Evolutionary conservation of Nkx2.5 autoregulation in the second heart field

The cardiac homeobox gene Nkx2.5 plays a key and dosage-sensitive role in the differentiation of outflow tract and right ventricle from progenitors of the second heart field (SHF) and Nkx2.5 mutation is strongly associated with human outflow tract congenital heart disease (OFT CHD). Therefore defining the regulatory mechanisms controlling Nkx2.5 expression in SHF populations serves an important function in understanding the etiology of complex CHD. Through a comparative analysis of regulatory elements controlling SHF expression of Nkx2.5 in the chicken and mouse, we have found evidence that Nkx2.5 autoregulation is important for maintaining Nkx2.5 expression during SHF differentiation in both species. However the mechanism of Nkx2.5 maintenance differs between placental mammals and non-mammalian vertebrates: in chick Nkx2.5 binds directly to a genomic enhancer element that is required to maintain Nkx2.5 expression in the SHF. In addition, it is likely that this is true in other non-mammalian vertebrates given that they possess a similar genomic organization. By contrast, in placental mammals, Nkx2.5 autoregulation in the SHF functions indirectly through Mef2c. These data underscore a tight relationship in mammals between Nkx2.5 and Mef2c in SHF transcriptional regulation, and highlight the potential for evolutionary cis-regulatory analysis to identify core, conserved components of the gene networks controlling heart development.

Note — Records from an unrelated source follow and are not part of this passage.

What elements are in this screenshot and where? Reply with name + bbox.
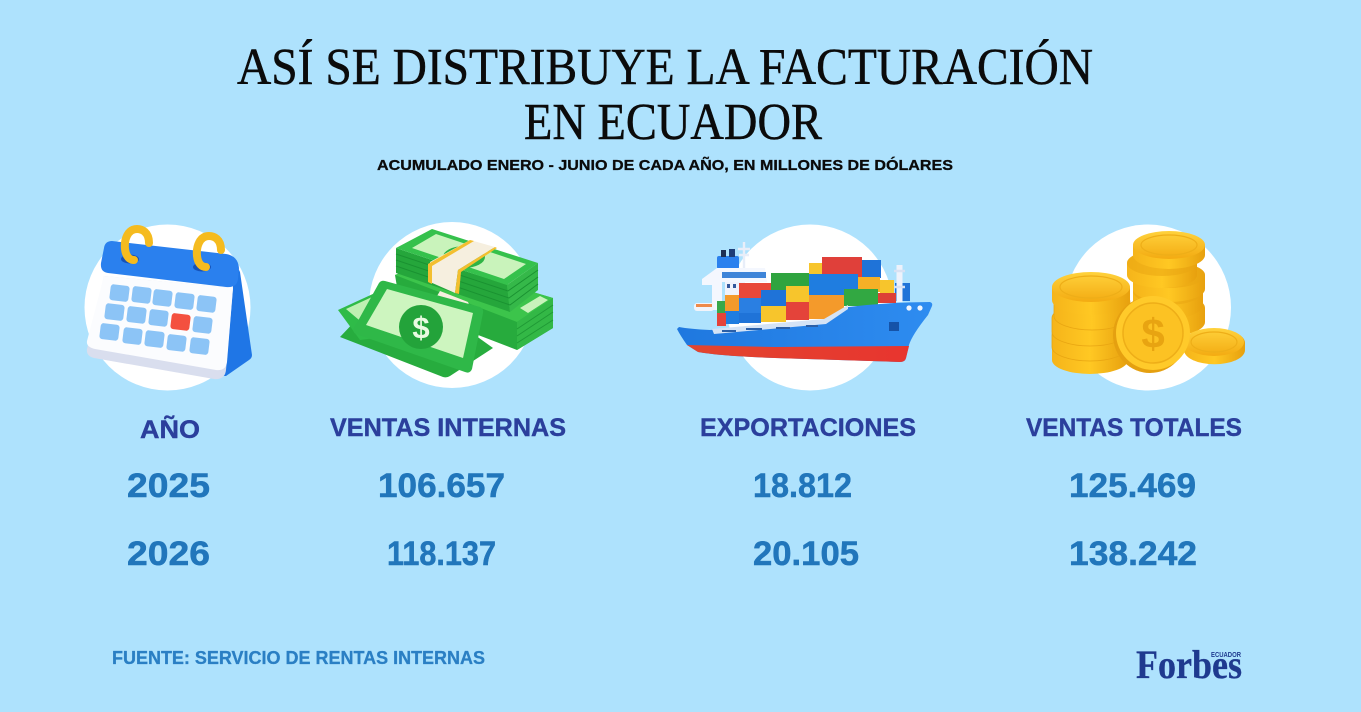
top stack <box>396 248 510 312</box>
subtitle: ACUMULADO ENERO - JUNIO DE CADA AÑO, EN MILLONES DE DÓLARES <box>377 156 953 174</box>
front bill <box>353 281 483 373</box>
icon: container ship <box>677 224 932 390</box>
row: 2025: 125.469 <box>1069 467 1196 505</box>
row: 2026 <box>127 535 1197 573</box>
icon: calendar <box>84 224 252 390</box>
icon: stacks of dollar bills: $ <box>412 310 430 345</box>
calendar rings <box>121 254 139 264</box>
paper band <box>430 240 495 293</box>
superstructure <box>694 242 767 311</box>
hull <box>677 302 932 362</box>
table headers: EXPORTACIONES <box>700 414 916 442</box>
logo: Forbes Ecuador: ECUADOR <box>1211 650 1241 659</box>
row: 2025 <box>127 467 1196 505</box>
row: 2025: 18.812 <box>753 467 852 505</box>
table headers: VENTAS INTERNAS <box>330 414 566 442</box>
icon: gold coins <box>1052 224 1245 390</box>
front mast <box>896 265 902 302</box>
source note: FUENTE: SERVICIO DE RENTAS INTERNAS <box>112 648 485 668</box>
calendar cells <box>99 284 217 355</box>
big front coin: $ <box>1141 310 1165 357</box>
row: 2025: 2025 <box>127 467 210 505</box>
right coin stack <box>1127 231 1205 336</box>
title <box>237 38 1093 151</box>
bottom loose bills <box>340 300 493 377</box>
icon: stacks of dollar bills <box>338 222 553 388</box>
big front coin <box>1113 296 1190 373</box>
title: ASÍ SE DISTRIBUYE LA FACTURACIÓN <box>237 38 1093 96</box>
row: 2026: 2026 <box>127 535 210 573</box>
row: 2026: 138.242 <box>1069 535 1197 573</box>
left coin stack <box>1052 272 1130 374</box>
row: 2026: 118.137 <box>387 535 496 573</box>
table headers: VENTAS TOTALES <box>1026 414 1242 442</box>
row: 2025: 106.657 <box>378 467 505 505</box>
title: EN ECUADOR <box>524 94 822 151</box>
logo: Forbes Ecuador: Forbes <box>1136 642 1242 687</box>
containers <box>717 257 910 326</box>
table headers: AÑO <box>140 414 200 444</box>
small right coin <box>1184 328 1245 364</box>
table headers <box>140 414 1242 444</box>
lower stack <box>395 262 553 350</box>
row: 2026: 20.105 <box>753 535 859 573</box>
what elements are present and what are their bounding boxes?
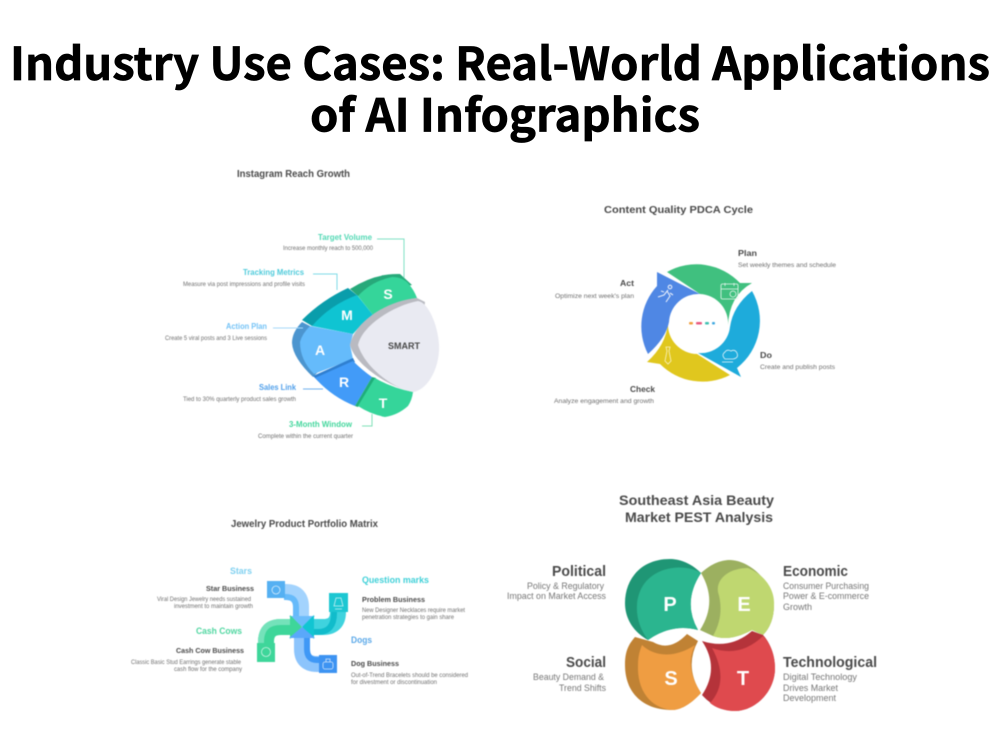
label: Target Volume: Increase monthly reach to 500,000	[283, 246, 374, 252]
label: Stars: Stars	[230, 566, 252, 576]
label: Plan: Plan	[738, 248, 757, 258]
label: Check: Analyze engagement and growth	[554, 398, 654, 405]
PEST letters: S	[664, 668, 678, 690]
SMART letters: S	[383, 286, 393, 302]
label: Economic: Consumer Purchasing	[783, 581, 869, 591]
SMART letters: T	[379, 395, 388, 411]
SMART letters: R	[339, 374, 349, 390]
label: Political: Impact on Market Access	[507, 591, 606, 601]
heading: Southeast Asia Beauty Market PEST Analysis: Southeast Asia Beauty	[619, 492, 774, 508]
label: Social: Trend Shifts	[559, 683, 606, 693]
label: Do: Create and publish posts	[760, 364, 836, 371]
PEST P segment	[625, 559, 701, 640]
label: Sales Link: Sales Link	[259, 383, 297, 392]
label: Technological: Technological	[783, 654, 877, 671]
label: Economic: Economic	[783, 563, 848, 580]
label: 3-Month Window: 3-Month Window	[289, 420, 353, 429]
label: Do: Do	[760, 350, 772, 360]
label: Question marks: penetration strategies to gain share	[362, 615, 455, 621]
title: Industry Use Cases: Real-World Applications	[10, 28, 990, 93]
heading: Southeast Asia Beauty Market PEST Analysis	[619, 492, 774, 525]
label: Act: Act	[620, 278, 634, 288]
PEST T segment	[702, 631, 775, 711]
label: 3-Month Window	[258, 420, 353, 440]
heading: Southeast Asia Beauty Market PEST Analysis: Market PEST Analysis	[625, 509, 773, 525]
label: Sales Link: Tied to 30% quarterly product sales growth	[183, 397, 296, 403]
swirl arrows	[261, 592, 338, 664]
label: Check: Check	[630, 384, 655, 394]
label: Question marks	[362, 575, 465, 621]
label: Political	[507, 563, 606, 601]
heading: Jewelry Product Portfolio Matrix: Jewelry Product Portfolio Matrix	[231, 519, 378, 530]
icon: cloud	[722, 350, 738, 362]
SMART letters: SMART	[388, 341, 420, 351]
label: Do	[760, 350, 836, 371]
label: Economic: Growth	[783, 602, 812, 612]
title	[10, 28, 990, 144]
icon: calendar	[721, 283, 738, 299]
label: Social	[533, 654, 606, 693]
label: Cash Cows: Cash Cows	[196, 626, 242, 636]
PEST E segment	[700, 560, 774, 638]
label: Act: Optimize next week's plan	[555, 293, 634, 300]
label: 3-Month Window: Complete within the current quarter	[258, 434, 353, 440]
label: Cash Cows: cash flow for the company	[174, 667, 242, 673]
label: Economic: Power & E-commerce	[783, 591, 869, 601]
PEST letters: T	[737, 668, 749, 690]
SMART letters	[315, 286, 420, 411]
label: Stars: Star Business	[206, 584, 254, 593]
label: Question marks: Question marks	[362, 575, 429, 585]
label: Target Volume	[283, 233, 374, 252]
label: Cash Cows	[131, 626, 244, 673]
SMART letters: A	[315, 342, 325, 358]
label: Social: Beauty Demand &	[533, 672, 604, 682]
label: Cash Cows: Classic Basic Stud Earrings generate stable	[131, 660, 242, 666]
PDCA cycle ring	[641, 264, 760, 382]
label: Political: Policy & Regulatory	[527, 581, 604, 591]
label: Stars: Viral Design Jewelry needs sustained	[157, 597, 251, 603]
arrow heads	[289, 615, 315, 639]
PEST letters	[663, 594, 751, 690]
label: Tracking Metrics	[183, 268, 305, 288]
label: Tracking Metrics: Tracking Metrics	[243, 268, 305, 277]
label: Cash Cows: Cash Cow Business	[176, 646, 244, 655]
label: Check	[554, 384, 655, 405]
label: Dogs: for divestment or discontinuation	[351, 680, 437, 686]
label: Sales Link	[183, 383, 297, 403]
label: Dogs: Dog Business	[351, 659, 399, 668]
label: Technological	[783, 654, 877, 703]
label: Action Plan	[165, 322, 267, 342]
SMART letters: M	[341, 307, 353, 323]
label: Question marks: Problem Business	[362, 595, 425, 604]
title: of AI Infographics	[310, 80, 700, 144]
label: Target Volume: Target Volume	[318, 233, 373, 242]
label: Act	[555, 278, 634, 300]
label: Action Plan: Action Plan	[226, 322, 267, 331]
heading: Instagram Reach Growth: Instagram Reach Growth	[237, 169, 350, 180]
label: Plan	[738, 248, 836, 269]
label: Technological: Development	[783, 693, 836, 703]
label: Plan: Set weekly themes and schedule	[738, 262, 836, 269]
panel: PDCA cycle	[554, 205, 836, 405]
label: Dogs: Dogs	[351, 635, 372, 645]
label: Dogs	[351, 635, 468, 686]
connectors	[273, 239, 404, 426]
label: Technological: Drives Market	[783, 683, 838, 693]
icon: tie	[665, 347, 671, 364]
PEST letters: E	[737, 594, 751, 616]
PEST letters: P	[663, 594, 677, 616]
label: Political: Political	[552, 563, 606, 580]
icon squares	[257, 581, 348, 673]
label: Stars: investment to maintain growth	[174, 604, 253, 610]
label: Stars	[157, 566, 254, 610]
label: Economic	[783, 563, 869, 612]
panel: portfolio matrix	[131, 519, 468, 686]
label: Social: Social	[566, 654, 606, 671]
label: Action Plan: Create 5 viral posts and 3 Live sessions	[165, 336, 267, 342]
label: Technological: Digital Technology	[783, 672, 857, 682]
panel: PEST analysis	[507, 492, 877, 711]
label: Tracking Metrics: Measure via post impressions and profile visits	[183, 282, 305, 288]
label: Dogs: Out-of-Trend Bracelets should be considered	[351, 673, 468, 679]
label: Question marks: New Designer Necklaces require market	[362, 608, 465, 614]
heading: Content Quality PDCA Cycle: Content Quality PDCA Cycle	[604, 205, 753, 216]
panel: SMART goals	[165, 169, 439, 440]
PEST S segment	[625, 634, 701, 710]
icon: runner	[658, 285, 673, 302]
center dots	[689, 322, 715, 324]
SMART diagram	[292, 274, 439, 417]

► We compared regulation of SHF enhancers of chick and mouse Nkx2.5 genes. ► We found evidence for systematic divergence of mammalian vs. avian SHF enhancers. ► Autoregulation by Nkx2.5 appears to be conserved from flies to man. ► Nkx2.5 autoregulation is necessary during differentiation of SHF progenitors. ► Nkx2.5 autoregulation requires cooperation with multiple cardiac TFs.